You can, if the damage is contained along the grain direction of the boards. But if you try to sand off the wear across or perpendicular to grain of the floor, the repair will be evident and unsightly, as you can see in the photo at right.

In order to “spot-fix” a floor, you have to contain the sanding and refinishing within a single board or a fixed area bounded by board edges. Taping off a problem area helps, but it is still challenging to sand accurately inside such an intricate space and right up to the taped edges without scouring into the adjacent undamaged floor.

Procedure for a screen and recoat

Note: These instructions assume the floor is free of any contaminant that would prevent a bond with a coat of finish.

Equipment needed:

  • scraper
  • vacuum
  • buffer
  • pad
  • screen
  • t-bar and rollor
  • pad painter
  • rags
  • Junckers HP that matches your finish
  • Leave you some Junckers Sylva Cleaner

Step 1: Inspect the floor for anything that won’t screen out or could damage the screen such as staples, nails and loose boards.

Step 2: Vacuum floor and damp mop with a mixture of Swift a degresser with water. Make sure you wring your mop out thoroughly—there should never be standing water or puddles. Let the floor dry thoroughly.
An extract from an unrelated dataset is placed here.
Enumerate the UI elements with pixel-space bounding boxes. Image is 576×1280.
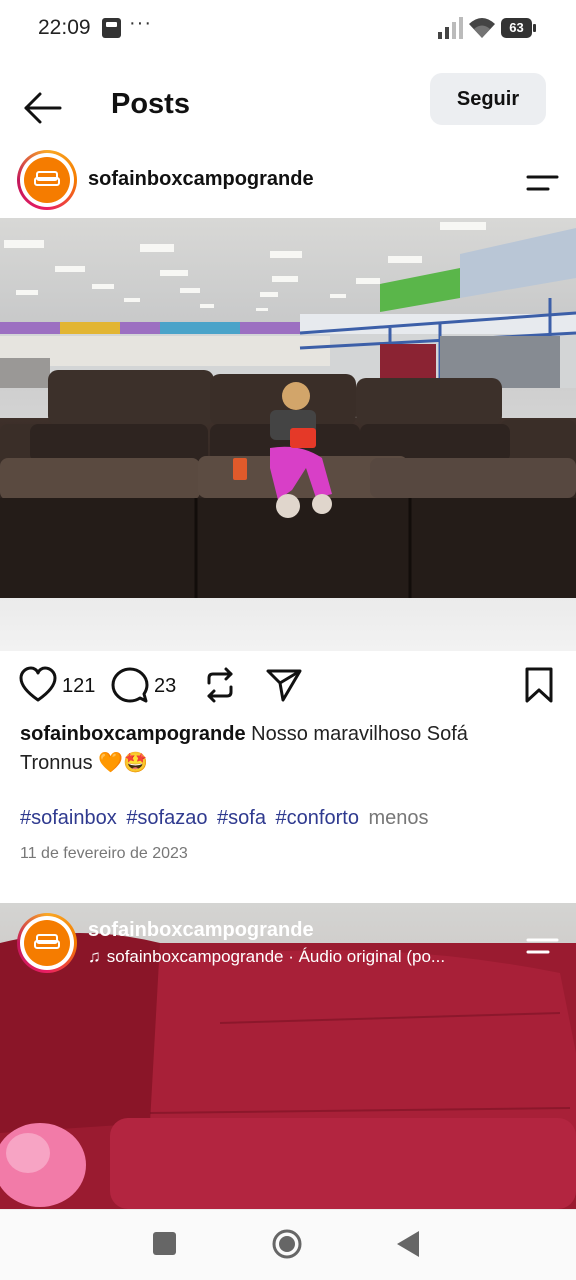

Step 3: Use your favorite method to lightly abrade the top layer of finish: Sand around the perimeter of the room by hand with a 120-grit screen. For the middle of the floor you can use a pole sander with a 120-grit screen, or a floor buffer with a pad and a 150-grit screen. If you have more that 50 sqm to screen, we recommend using a buffer. The screened floor should appear opaque and unevenly dull, like this:

Step 4: Vacuum the floor thoroughly and then tack with a clean rag lightly dampened with the appropriate cleaner

Step 5: Apply your finish according to manufacturer’s instructions. Our preferred method is to use an 18" t-bar or a 16” Rollor for the larger open areas while cutting in edges and details with a pad painter.